포비용 2024. 4. 1. 01:55
from selenium import webdriver
from selenium.webdriver.common.keys import Keys
from selenium.webdriver.common.by import By
from bs4 import BeautifulSoup
from datetime import datetime
import requests
import time

driver = webdriver.Chrome()
info_lists = list()
for i in range(1,20):
    
    driver.get("https://youth.seoul.go.kr/infoData/sprtInfo/list.do?sprtInfoId=&key=2309130006&pageIndex=" + str(i) + "&orderBy=regYmd+desc&recordCountPerPage=8&sc_ctgry=&sw=&viewType=on&sc_aplyPrdEndYmdUseYn=&cntrLa=37.566761128870546&cntrLo=126.97862963872868&neLat=37.566761128870546&neLng=126.97862963872868&swLat=37.566761128870546&swLng=126.97862963872868&mapLvl=6&sarea=#none")
    elems = driver.find_elements(By.CLASS_NAME,"item-overlay")

    for elem in elems:
        elem.click()
        current_url = driver.current_url    
        res = requests.get(current_url)
        soup = BeautifulSoup(res.content,"html.parser")
        idx = current_url.split("sprtInfoId=")[1]
        policy_name = soup.select_one("div.cont > div.tit > strong").string
        link = soup.select_one("div.btn-group > a")["href"]

        texts = soup.select("ul.info li")

        wello_info = [idx,policy_name,link]

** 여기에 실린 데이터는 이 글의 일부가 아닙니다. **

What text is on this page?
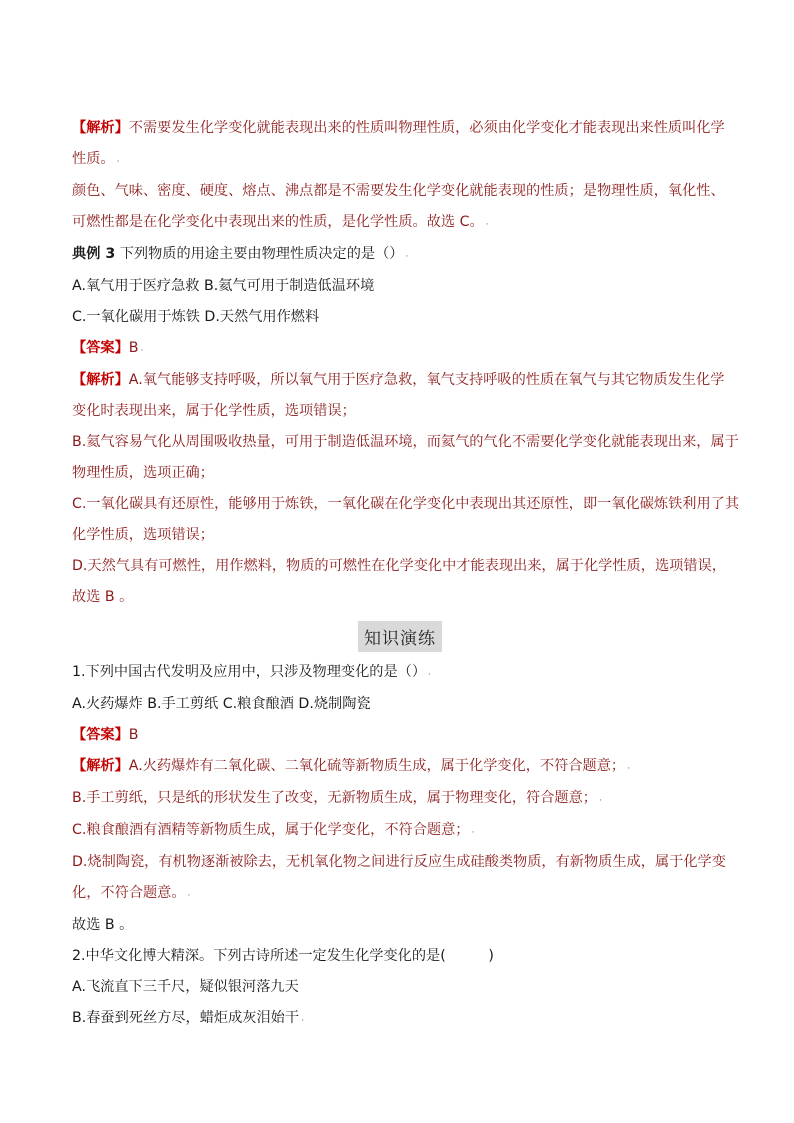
【解析】不需要发生化学变化就能表现出来的性质叫物理性质，必须由化学变化才能表现出来性质叫化学

性质。 ⸳

颜色、气味、密度、硬度、熔点、沸点都是不需要发生化学变化就能表现的性质；是物理性质，氧化性、

可燃性都是在化学变化中表现出来的性质，是化学性质。故选 C。 ⸳

典例 3 下列物质的用途主要由物理性质决定的是（） ⸳

A.氧气用于医疗急救 B.氦气可用于制造低温环境

C.一氧化碳用于炼铁 D.天然气用作燃料

【答案】B ⸳

【解析】A.氧气能够支持呼吸，所以氧气用于医疗急救，氧气支持呼吸的性质在氧气与其它物质发生化学

变化时表现出来，属于化学性质，选项错误；

B.氦气容易气化从周围吸收热量，可用于制造低温环境，而氦气的气化不需要化学变化就能表现出来，属于

物理性质，选项正确；

C.一氧化碳具有还原性，能够用于炼铁，一氧化碳在化学变化中表现出其还原性，即一氧化碳炼铁利用了其

化学性质，选项错误；

D.天然气具有可燃性，用作燃料，物质的可燃性在化学变化中才能表现出来，属于化学性质，选项错误，

故选 B 。

知识演练

1.下列中国古代发明及应用中，只涉及物理变化的是（） ⸳

A.火药爆炸 B.手工剪纸 C.粮食酿酒 D.烧制陶瓷

【答案】B

【解析】A.火药爆炸有二氧化碳、二氧化硫等新物质生成，属于化学变化，不符合题意； ⸳

B.手工剪纸，只是纸的形状发生了改变，无新物质生成，属于物理变化，符合题意； ⸳

C.粮食酿酒有酒精等新物质生成，属于化学变化，不符合题意； ⸳

D.烧制陶瓷，有机物逐渐被除去，无机氧化物之间进行反应生成硅酸类物质，有新物质生成，属于化学变

化，不符合题意。 ⸳

故选 B 。

2.中华文化博大精深。下列古诗所述一定发生化学变化的是(　　　)

A.飞流直下三千尺，疑似银河落九天

B.春蚕到死丝方尽，蜡炬成灰泪始干 ⸳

        for text in texts:
            text_len = len(text.text.strip().split())

            if text_len >= 3:
                date_time = text.text.strip().split()[1:]
                date_time = (" ").join(date_time) 
                wello_info.append(date_time)
                
            if "상시" in text.text.strip().split() or "상시 [ 선착순 마감 ]" in text.text.strip().split():
                date_time = text.text.strip().split()[1]
                wello_info.append(date_time)

            if "대상" in text.text.strip().split() and len(text.text.strip().split()) > 1:
                target = text.text.strip().split()[1]
                wello_info.append(target)

            if "대상" in text.text.strip().split() and len(text.text.strip().split()) == 1:
                wello_info.append("None")


            if "담당기관" in text.text.strip().split():
                place = text.text.strip().split()[1]
                wello_info.append(place)

        info_lists.append(wello_info)
        driver.back()
        
    time.sleep(3)